You can now either implant that in the uterus or you can kill it to get stem cell lines. Ethically, that is not something that I am comfortable with. It is not something I think a majority of our people are comfortable with, or you can go through what we have just gone through, take a single cell from this blastom here and implant the remaining cells, let them develop, implant them and then develop a stem cell line from this single cell, then the altered nuclear transfer that we talked about.

This kind of summarizes the potential from those two techniques, and again, what we have done to make this ethical is altered nuclear transfer. We have shut off one of the genes in the cytoplasm so that the nucleus now cannot be induced to make all of the tissue necessary to produce a baby. It produces all of the tissues necessary for baby, but not the tissue necessary for growth of the baby in the womb, the amnion and the chorion.

The important thing, Mr. Speaker, is, and I want to be politically correct for just a moment here. It is not just that we want to do things that are politically popular. We certainly do not want to do things that are politically unpopular because we all like to get reelected and return here, but we want to do things which have medical meaning.

The Senate, I believe, very shortly is going to vote on the Castle bill. The President has said that he will veto that. Many people, and they come to our offices, these children with diabetes and so forth, people who have relatives who have Parkinson's disease or any one of the wasting diseases of the nervous system that might be treated with this, and they are incensed we are not doing something about this and using their money to develop what they think is enormous potential from these stem cell lines.

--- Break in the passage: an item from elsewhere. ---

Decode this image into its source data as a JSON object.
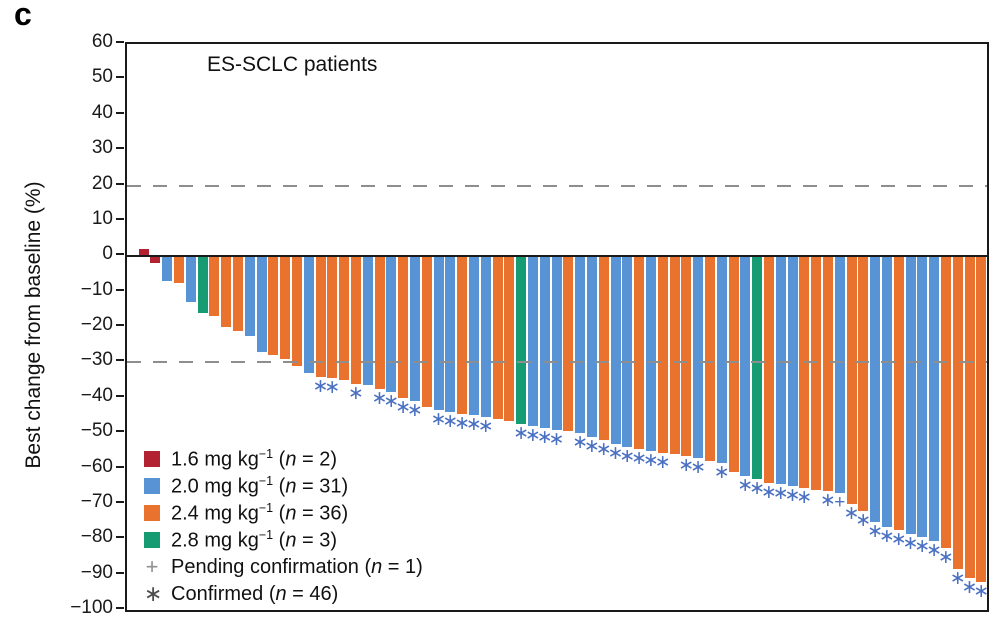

The President will veto because he is devoutly pro-life for which I respect him. He will veto the Castle bill. We need to have on the President's desk not just for political purposes, although I think that is important, but because of the enormous potential from embryonic stem cell lifelines, we need to have a bill on his desk that will permit the use, the ethical use, of Federal funds to produce these stem cell lines from which we might get enormous good.

The miracles of medicine have increased lifelines. I just passed my 80th birthday. I am wondering when I am going to enter mid-life. My grandfather would have never thought of entering mid-life after his 80th year, but we have really miracles of medicine today, and this provides miracles greater than we have seen.

Now we have enormous potential here, and I hope, Mr. Speaker, we have the political courage to do the right thing for the American people and get this bill, along with the Castle bill on the President's desk so that the President has a bill which promises the miracles, potential miracles of embryonic stem cell research ethically.